I oppose this suggestion for the reasons stated in my prior posts.

Revising the First Amendment. The First Amendment to the Constitution states, in part, “Congress shall make no law respecting an establishment of religion, or prohibiting the free exercise thereof; or abridging the freedom of speech, or of the press . . . .” Pauline Maier, the William Rand Kenan Jr. professor of American history at M.I.T, says that this language was a revision of a more expansive version prepared by James Madison. She, therefore, suggests returning to the following Madisonian version:

  • “The civil rights of none shall be abridged on account of religious belief or worship, nor shall any national religion be established, nor shall the full and equal rights of conscience be in any manner, or on any pretext infringed. The people shall not be deprived of their right to speak, to write, or to publish their sentiments; and the freedom of the press, as one of the great bulwarks of liberty, shall be inviolable.”

This wording, like most of the first eight amendments, Msier believes, affirms basic rights in general terms, not as restrictions on the federal government. It also would undermine the Supreme Court’s decision about corporate speech in the Citizens United case.

I support this proposed amendment.

Delete the Second Amendment’s Right To Bear Arms. The Second Amendment to the Constitution provides that “the right of the people to keep and bear arms, shall not be infringed.” Melynda Price, an associate professor at the University of Kentucky College of Law, proposes the deletion of this right because of the amount of gun violence in the U.S.

I like the spirit of this proposal, but would have to evaluate specific language for such a change.

Clarify the Eighth Amendment’s Ban on “Cruel and Unusual Punishment.” The Eighth Amendment to the Constitution states, “cruel and unusual punishments [shall not be] inflicted.” Rachel E. Barkow, the Segal Family professor of regulatory law and policy and the faculty director at the Center on the Administration of Criminal Law at New York University, suggests this be clarified to “specifically state that excessive terms of incarceration are prohibited, just as it bans excessive [bail and] fines.” In addition, she says , it “should expressly prohibit mandatory sentences so that every case gets the benefit of individualized attention by a judge” and “insist that legislatures create a record showing that they considered empirical evidence about the law’s likely impact.”

I support this proposal.

Readers’ Comments

Readers are invited to add their comments, and I made the following suggested constitutional changes.
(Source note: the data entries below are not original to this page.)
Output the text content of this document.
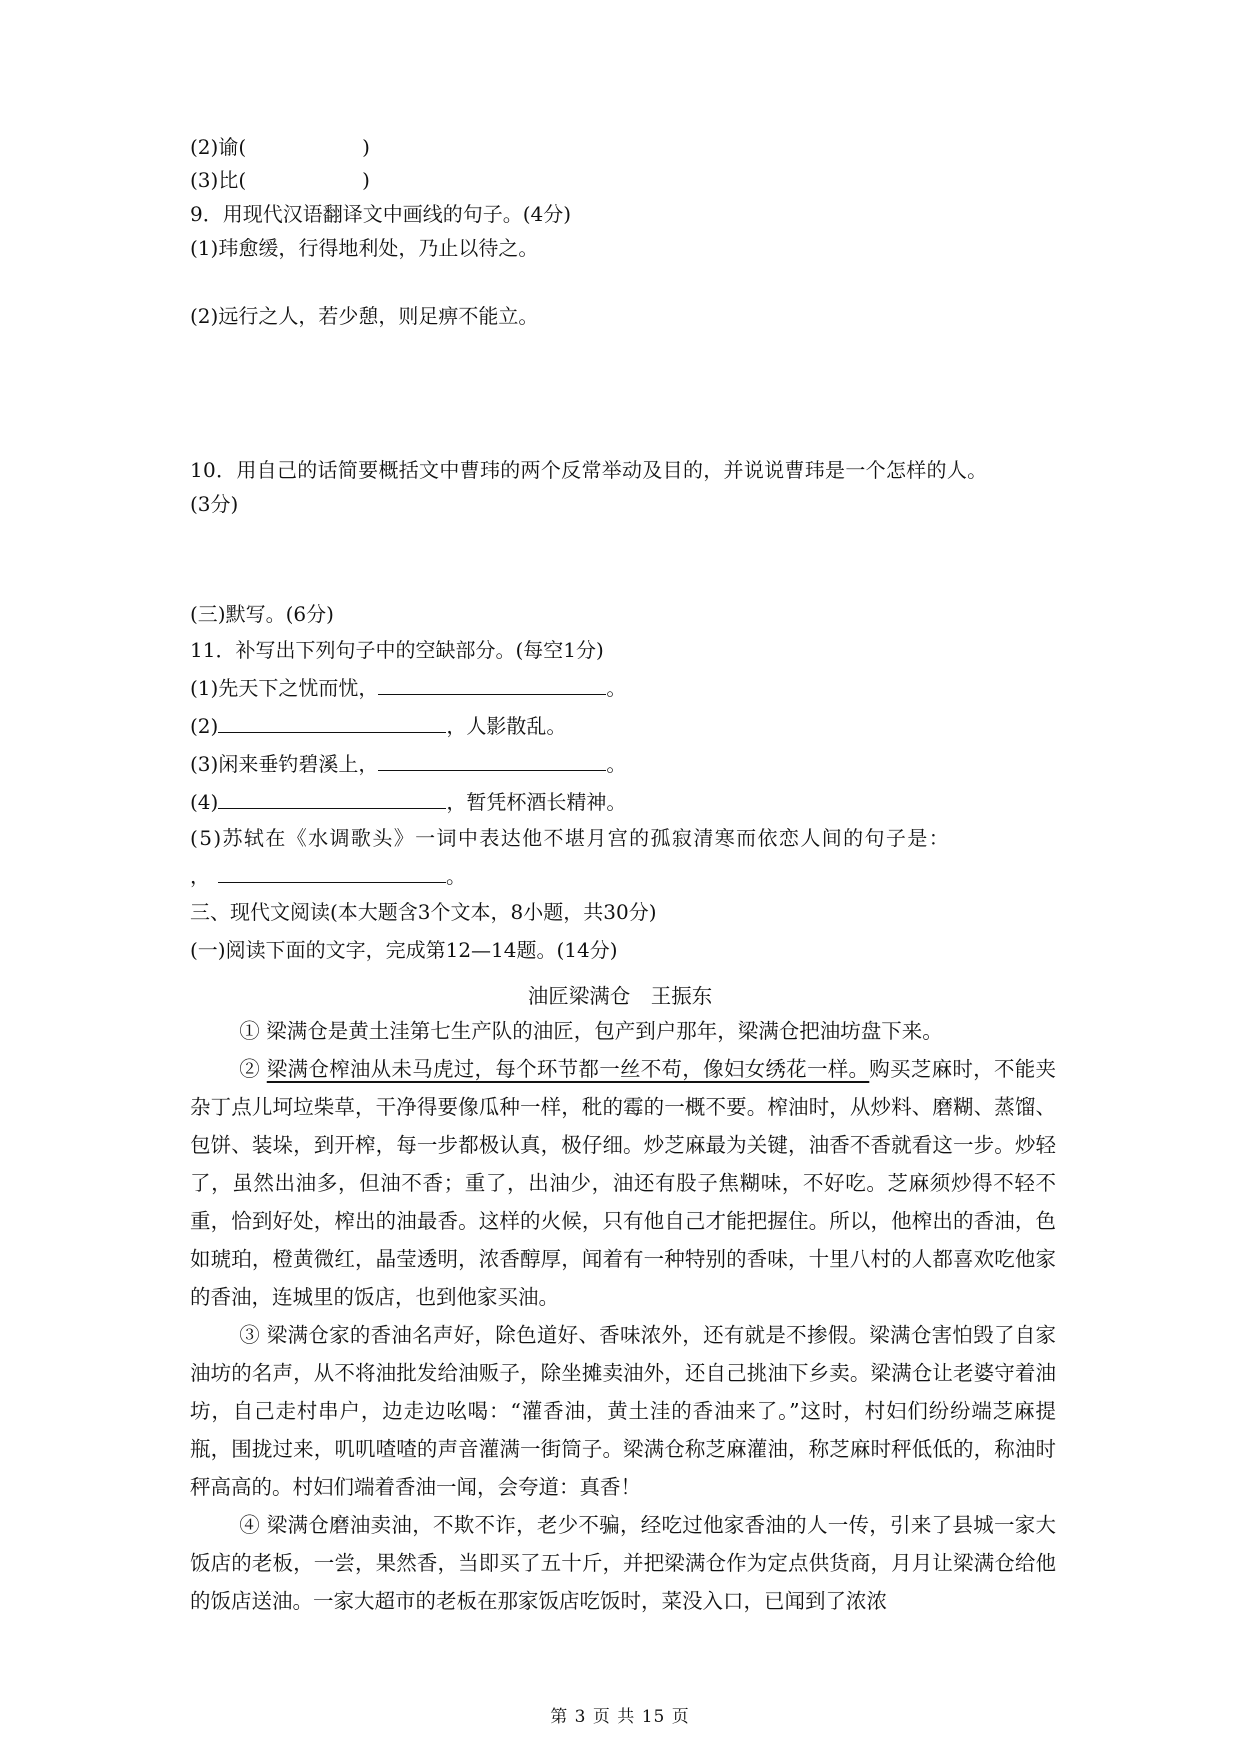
(2)谕(	)
(3)比(	)
9．用现代汉语翻译文中画线的句子。(4分)
(1)玮愈缓，行得地利处，乃止以待之。
(2)远行之人，若少憩，则足痹不能立。
10．用自己的话简要概括文中曹玮的两个反常举动及目的，并说说曹玮是一个怎样的人。
(3分)
(三)默写。(6分)
11．补写出下列句子中的空缺部分。(每空1分)
(1)先天下之忧而忧，	。
(2)	，人影散乱。
(3)闲来垂钓碧溪上，	。
(4)	，暂凭杯酒长精神。
(5)苏轼在《水调歌头》一词中表达他不堪月宫的孤寂清寒而依恋人间的句子是：
，	。
三、现代文阅读(本大题含3个文本，8小题，共30分)
(一)阅读下面的文字，完成第12—14题。(14分)
油匠梁满仓　王振东

① 梁满仓是黄土洼第七生产队的油匠，包产到户那年，梁满仓把油坊盘下来。

② 梁满仓榨油从未马虎过，每个环节都一丝不苟，像妇女绣花一样。购买芝麻时，不能夹杂丁点儿坷垃柴草，干净得要像瓜种一样，秕的霉的一概不要。榨油时，从炒料、磨糊、蒸馏、包饼、装垛，到开榨，每一步都极认真，极仔细。炒芝麻最为关键，油香不香就看这一步。炒轻了，虽然出油多，但油不香；重了，出油少，油还有股子焦糊味，不好吃。芝麻须炒得不轻不重，恰到好处，榨出的油最香。这样的火候，只有他自己才能把握住。所以，他榨出的香油，色如琥珀，橙黄微红，晶莹透明，浓香醇厚，闻着有一种特别的香味，十里八村的人都喜欢吃他家的香油，连城里的饭店，也到他家买油。

③ 梁满仓家的香油名声好，除色道好、香味浓外，还有就是不掺假。梁满仓害怕毁了自家油坊的名声，从不将油批发给油贩子，除坐摊卖油外，还自己挑油下乡卖。梁满仓让老婆守着油坊，自己走村串户，边走边吆喝：“灌香油，黄土洼的香油来了。”这时，村妇们纷纷端芝麻提瓶，围拢过来，叽叽喳喳的声音灌满一街筒子。梁满仓称芝麻灌油，称芝麻时秤低低的，称油时秤高高的。村妇们端着香油一闻，会夸道：真香！

④ 梁满仓磨油卖油，不欺不诈，老少不骗，经吃过他家香油的人一传，引来了县城一家大饭店的老板，一尝，果然香，当即买了五十斤，并把梁满仓作为定点供货商，月月让梁满仓给他的饭店送油。一家大超市的老板在那家饭店吃饭时，菜没入口，已闻到了浓浓

第 3 页 共 15 页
1. Outlaw Senate Filibuster. To require 60% of the Senators to agree in order to do almost anything is outrageous. It should only be 51% for most issues. Earlier I called the filibuster part of the abominable rules of the Senate; another post discussed revisions to the rule; and yet another post talked about additional attacks on the filibuster.
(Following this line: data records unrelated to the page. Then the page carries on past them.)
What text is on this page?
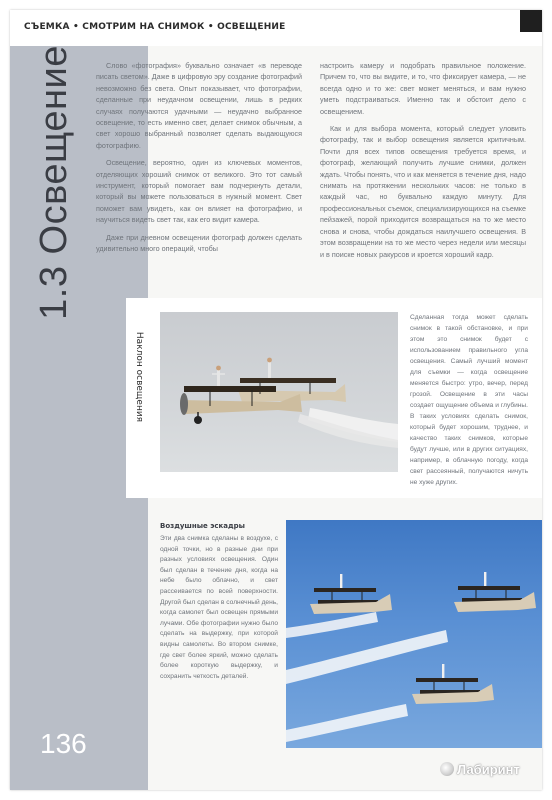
СЪЕМКА • СМОТРИМ НА СНИМОК • ОСВЕЩЕНИЕ
1.3 Освещение
136

Слово «фотография» буквально означает «в переводе писать светом». Даже в цифровую эру создание фотографий невозможно без света. Опыт показывает, что фотографии, сделанные при неудачном освещении, лишь в редких случаях получаются удачными — неудачно выбранное освещение, то есть именно свет, делает снимок обычным, а свет хорошо выбранный позволяет сделать выдающуюся фотографию.

Освещение, вероятно, один из ключевых моментов, отделяющих хороший снимок от великого. Это тот самый инструмент, который помогает вам подчеркнуть детали, который вы можете пользоваться в нужный момент. Свет поможет вам увидеть, как он влияет на фотографию, и научиться видеть свет так, как его видит камера.

Даже при дневном освещении фотограф должен сделать удивительно много операций, чтобы

настроить камеру и подобрать правильное положение. Причем то, что вы видите, и то, что фиксирует камера, — не всегда одно и то же: свет может меняться, и вам нужно уметь подстраиваться. Именно так и обстоит дело с освещением.

Как и для выбора момента, который следует уловить фотографу, так и выбор освещения является критичным. Почти для всех типов освещения требуется время, и фотограф, желающий получить лучшие снимки, должен ждать. Чтобы понять, что и как меняется в течение дня, надо снимать на протяжении нескольких часов: не только в каждый час, но буквально каждую минуту. Для профессиональных съемок, специализирующихся на съемке пейзажей, порой приходится возвращаться на то же место снова и снова, чтобы дождаться наилучшего освещения. В этом возвращении на то же место через недели или месяцы и в поиске новых ракурсов и кроется хороший кадр.

Наклон освещения

Сделанная тогда может сделать снимок в такой обстановке, и при этом это снимок будет с использованием правильного угла освещения. Самый лучший момент для съемки — когда освещение меняется быстро: утро, вечер, перед грозой. Освещение в эти часы создает ощущение объема и глубины. В таких условиях сделать снимок, который будет хорошим, труднее, и качество таких снимков, которые будут лучше, или в других ситуациях, например, в облачную погоду, когда свет рассеянный, получаются ничуть не хуже других.

Воздушные эскадры

Эти два снимка сделаны в воздухе, с одной точки, но в разные дни при разных условиях освещения. Один был сделан в течение дня, когда на небе было облачно, и свет рассеивается по всей поверхности. Другой был сделан в солнечный день, когда самолет был освещен прямыми лучами. Обе фотографии нужно было сделать на выдержку, при которой видны самолеты. Во втором снимке, где свет более яркий, можно сделать более короткую выдержку, и сохранить четкость деталей.

Лабиринт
2. Change Weight of Senate Votes. Based on population, each Senator from Wyoming would have 1 vote, for example, but each Senator from California would have 66 votes. This approach would produce a total Senate vote of 1,094 based on the total U.S. population in 2010. The weightings would be changed every 10 years with the new census.

3. Change Term of House Representatives. Change the term from two years to four years to coincide with the presidential election.

4. Direct Election of President and Vice President. I agree with Professor Keyssar that the U.S. should institute direct election of the U.S. President by the national popular vote and abolish the electoral college.

5. Eliminate Life Tenure for Federal Judges. Impose a term limit on all federal judges, including Supreme Court Justices. One solution, perhaps by statute, would be to amend the current statute on judicial retirement (28 U.S.C. § 371) to make such retirement mandatory on reaching the current age and service requirements. I essentially concur in the comments of Professor Greene.

Many years ago I made other suggestions for constitutional changes in a virtual constitutional convention. More recently I have discussed what I regard as our antiquated or imbecilic Constitution.

The Antiquated U.S. Constitution

U.S. Constitution

With the U.S. Supreme Court arguments this week regarding the Affordable Health Care Act we are reading and hearing what seems like non-stop commentary on the constitutional arguments that are being made by the lawyers and questioned by the Justices.

As a retired lawyer who studied constitutional law in law school nearly 50 years ago and who was a lawyer in some constitutional cases, I should be enjoying this commentary. But I am not.

I increasingly am coming to the conclusion that the U.S. Constitution is antiquated and needs radical changes.

We in the U.S. have developed a cult of worshipping the Founding Fathers as if they were demigods. Yes, they were wise in many ways, especially on the need for checks and balances in any governmental system. But if they were as wise as we often think they were, then do we really think that these men of the late 18th century would want their descendants in the early 21st century to obsess over what we think they intended in the late 18th century? Especially over terms like “due process” and “cruel and unusual punishment” that appear on their face to invite evolving meaning as circumstances change?

The U.S., in my opinion, is one nation, and the national government needs to be able to address problems facing the nation, like the problem of providing affordable health care to its citizens. The so-called “individual mandate” is one way to address that problem and should be permissible.

There are so many other problems that the U.S. is not addressing today. Our governmental system–our Constitution–is not working, in my opinion.

I have no grand alternative constitutional schema in mind, but as previously noted, I think the U.S. Senate in particular needs radical reform if we are to retain a bicameral national legislature.

To require 60% of the Senators to agree in order to do almost anything for me is outrageous. It should only be 51% for most issues. This deficiency is exacerbated by the fact that each state has two and only two Senators regardless of the state’s population. Yes, this was part of the original grand and anti-democratic compromise in the late 18th century when there were 13 states. But the expansion of the union to 50 states has made the Senate even more anti-democratic.

Since I believe that it would not be wise to increase the size of the Senate to reflect the population of the states (like the allocation of seats in the U.S. House of Representatives) and that each state should continue to have two Senators in a bicameral upper house, I suggest for discussion that there be weighted voting in the Senate. Each Senator from Wyoming (the least populous state in 2010 with 564,000) would have 1 vote, for example, but each Senator from California (the most populous state in 2010 with 37,254,000) would have 66 votes (37254/564 = 66.05). This approach would produce a total Senate vote of 1,094 (total U.S. population in 2010 of 308,746,000 divided by 564,000 (population of Wyoming) = 547 x 2 = 1094). The weightings would be changed every 10 years with the new census population figures.

As I suggested in a 1996 virtual constitutional convention, I would also change the term of office of members of the House of Representatives from two years to four years to coincide with the presidential election. This should result in less divided and stalemated government.

I also recommend that we have direct election of the U.S. President by the national popular vote and abolish the electoral college. This would eliminate the possibility of a repeat of the outrageous Bush v. Gore decision of the U.S. Supreme Court in 2000.

This new constitutional framework would permit the national legislature to enact laws regulating guns and political contributions, now virtually forbidden by the Supreme Court’s interpretations of the existing Constitution.

The process of amending our current Constitution is appropriately difficult. Probably a new constitutional convention would be the most appropriate way to make the kind of changes I think should be considered and adopted. I despair, however, when I speculate of how such a convention could be held today.